I have too much time on my hands

My university exams ended on Thursday, so now I’m faced with three and a half months of bludging. The exams were mildly easy, simple, but took a lot of motivation to actually finish. I got halfway through my English exam (two essay questions, an hour for each), and suddenly grew so tired and unmotivated that I literally sat there for ten minutes, just staring at the wall. It was the same deal with my Society exam. Still - at least they’re over, and now I can actually do crap for enjoyment, not “Oh shit, must concentrate on such and such in order to scrape a pass in such and such unit”.

Suddenly, it has me thinking about exactly how much time I have on my hands. I’ll need a job soon (i.e. as soon as bloody possible), but with three stress fractures and bruised tendons in my right foot, I’ll just have to wait for a few weeks before they heal up enough to let me walk at a decent pace. The good thing about this time of year is that everybody seems to be hiring for the Christmas rush, so if I apply now or in several weeks’ time, there’s a slightly greater chance that I’ll get a job. Someone, please, whack me upside the head and remind me to update my resume in the meantime?

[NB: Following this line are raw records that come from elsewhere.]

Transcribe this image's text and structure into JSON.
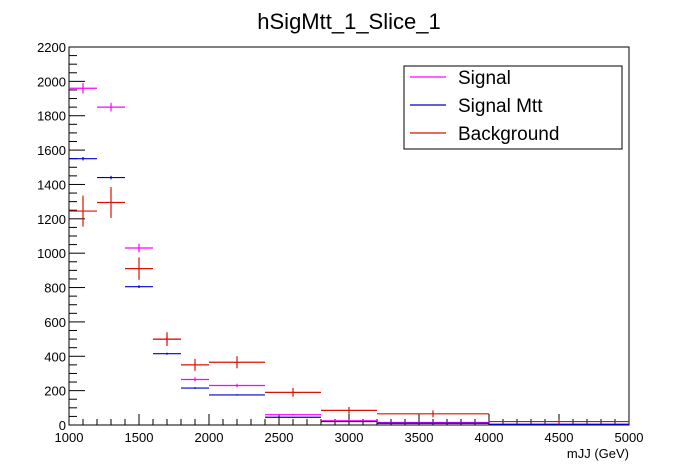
{
  "chart_data": {
    "type": "scatter",
    "title": "hSigMtt_1_Slice_1",
    "xlabel": "mJJ (GeV)",
    "ylabel": "",
    "xlim": [
      1000,
      5000
    ],
    "ylim": [
      0,
      2200
    ],
    "x_ticks": [
      1000,
      1500,
      2000,
      2500,
      3000,
      3500,
      4000,
      4500,
      5000
    ],
    "y_ticks": [
      0,
      200,
      400,
      600,
      800,
      1000,
      1200,
      1400,
      1600,
      1800,
      2000,
      2200
    ],
    "grid": false,
    "legend_position": "top-right",
    "series": [
      {
        "name": "Signal",
        "color": "#ff00ff",
        "points": [
          {
            "x_low": 1000,
            "x_high": 1200,
            "y": 1960,
            "err": 30
          },
          {
            "x_low": 1200,
            "x_high": 1400,
            "y": 1850,
            "err": 25
          },
          {
            "x_low": 1400,
            "x_high": 1600,
            "y": 1030,
            "err": 25
          },
          {
            "x_low": 1600,
            "x_high": 1800,
            "y": 500,
            "err": 20
          },
          {
            "x_low": 1800,
            "x_high": 2000,
            "y": 265,
            "err": 12
          },
          {
            "x_low": 2000,
            "x_high": 2400,
            "y": 230,
            "err": 10
          },
          {
            "x_low": 2400,
            "x_high": 2800,
            "y": 60,
            "err": 5
          },
          {
            "x_low": 2800,
            "x_high": 3200,
            "y": 25,
            "err": 3
          },
          {
            "x_low": 3200,
            "x_high": 4000,
            "y": 15,
            "err": 2
          },
          {
            "x_low": 4000,
            "x_high": 5000,
            "y": 5,
            "err": 1
          }
        ]
      },
      {
        "name": "Signal Mtt",
        "color": "#0000cc",
        "points": [
          {
            "x_low": 1000,
            "x_high": 1200,
            "y": 1550,
            "err": 10
          },
          {
            "x_low": 1200,
            "x_high": 1400,
            "y": 1440,
            "err": 10
          },
          {
            "x_low": 1400,
            "x_high": 1600,
            "y": 805,
            "err": 8
          },
          {
            "x_low": 1600,
            "x_high": 1800,
            "y": 415,
            "err": 6
          },
          {
            "x_low": 1800,
            "x_high": 2000,
            "y": 215,
            "err": 5
          },
          {
            "x_low": 2000,
            "x_high": 2400,
            "y": 175,
            "err": 4
          },
          {
            "x_low": 2400,
            "x_high": 2800,
            "y": 45,
            "err": 2
          },
          {
            "x_low": 2800,
            "x_high": 3200,
            "y": 20,
            "err": 1
          },
          {
            "x_low": 3200,
            "x_high": 4000,
            "y": 10,
            "err": 1
          },
          {
            "x_low": 4000,
            "x_high": 5000,
            "y": 3,
            "err": 1
          }
        ]
      },
      {
        "name": "Background",
        "color": "#dd1100",
        "points": [
          {
            "x_low": 1000,
            "x_high": 1200,
            "y": 1245,
            "err": 90
          },
          {
            "x_low": 1200,
            "x_high": 1400,
            "y": 1295,
            "err": 90
          },
          {
            "x_low": 1400,
            "x_high": 1600,
            "y": 910,
            "err": 65
          },
          {
            "x_low": 1600,
            "x_high": 1800,
            "y": 500,
            "err": 40
          },
          {
            "x_low": 1800,
            "x_high": 2000,
            "y": 350,
            "err": 35
          },
          {
            "x_low": 2000,
            "x_high": 2400,
            "y": 365,
            "err": 35
          },
          {
            "x_low": 2400,
            "x_high": 2800,
            "y": 190,
            "err": 25
          },
          {
            "x_low": 2800,
            "x_high": 3200,
            "y": 85,
            "err": 20
          },
          {
            "x_low": 3200,
            "x_high": 4000,
            "y": 65,
            "err": 20
          },
          {
            "x_low": 4000,
            "x_high": 5000,
            "y": 20,
            "err": 12
          }
        ]
      }
    ]
  }
}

On an extreme tangent, it bothers me how suddenly religious this household has become. Don’t get me wrong - I don’t have anything against religion. To each their own. But when your father puts up four Nativity scenes around the house, and nails a plaque to your late mother’s bedroom door (directly across the hallway from your own) that quotes a Holy Bible verse dealing with how “man should not lay with other men” (don’t quote me on that), it gets a little irritating. I came out to the guy, what, six months ago, and he picks now of all times to start using it against me? Seriously … what. the. hell.? I need to get a job as soon as possible, so I can move out (I have an idea of where I’m going to move, but I need a flatmate or two, since it’s a reasonably sized house, and the rent is AU$250 per week).

On the bright side, now I can get away with doing nothing for the next three months without having it weighing heavily on my conscience. Now if only I could afford it (I only have AU$50 left in my bank account, and without a job, it’s not going to increase significantly anytime soon - government benefits only get me AU$70 per fortnight), I would buy myself a library and read my life away. *buries nose in a non-academic novel*

I sound like a teenager

That may be because I am a teenager, but that notion aside, when I think about everything that’s happened in my life since the last time I blogged, I genuinely feel as though I’m going to end up sounding oddly teenyboppery when I record everything on here. But, here goes!

So I haven’t blogged since … late September (crap, I actually had to verify that - bad Xuan, very bad). Mostly it’s because my life’s become so routine that whenever I find something I’d like to blog about, the motivation for it goes poof by the time I actually sit down and log in to Wordpress. These days, it’s just uni this, uni that, no dancing this, stress fractures in right foot that, holy shit I have a significant other this (see what I mean by teenyboppery?), crap it’s complicated that, uni this, uni that, insomnia this, insomnia that, etc. I seem to have the time, but not the motivation. I think Amanda should donate her near-daily blogging routine to me.

Recently, though, I’ve found that friendships aren’t all they’re cracked up to be. I lost a girl friend of mine over the fact that I went into a relationship (long story short, the dude person [Thanks, Amanda] I’m seeing went out once with her best friend months ago, and everything wound up complicated and crumbling), and I realised that if the relationship hadn’t been the catalyst for our fall-out, then something else equally explosive (or, possibly, even more so) would have been it.

Surprisingly, it didn’t affect me emotionally as much as I thought it would, although she did say a few relatively nasty things (i.e. “You always knew [her best friend's name] was more important to me than you! And you wonder why I’m angry!”). I suppose it’s because we, as friends, had been drifting apart for months beforehand - to the point where, by the time the friendship actually went down to the drain, it was almost expected by both of us. Hmm.

So that’s my “Hey, let’s be a little existential and philosophical” moment for today. Feel free to tune in for later episodes.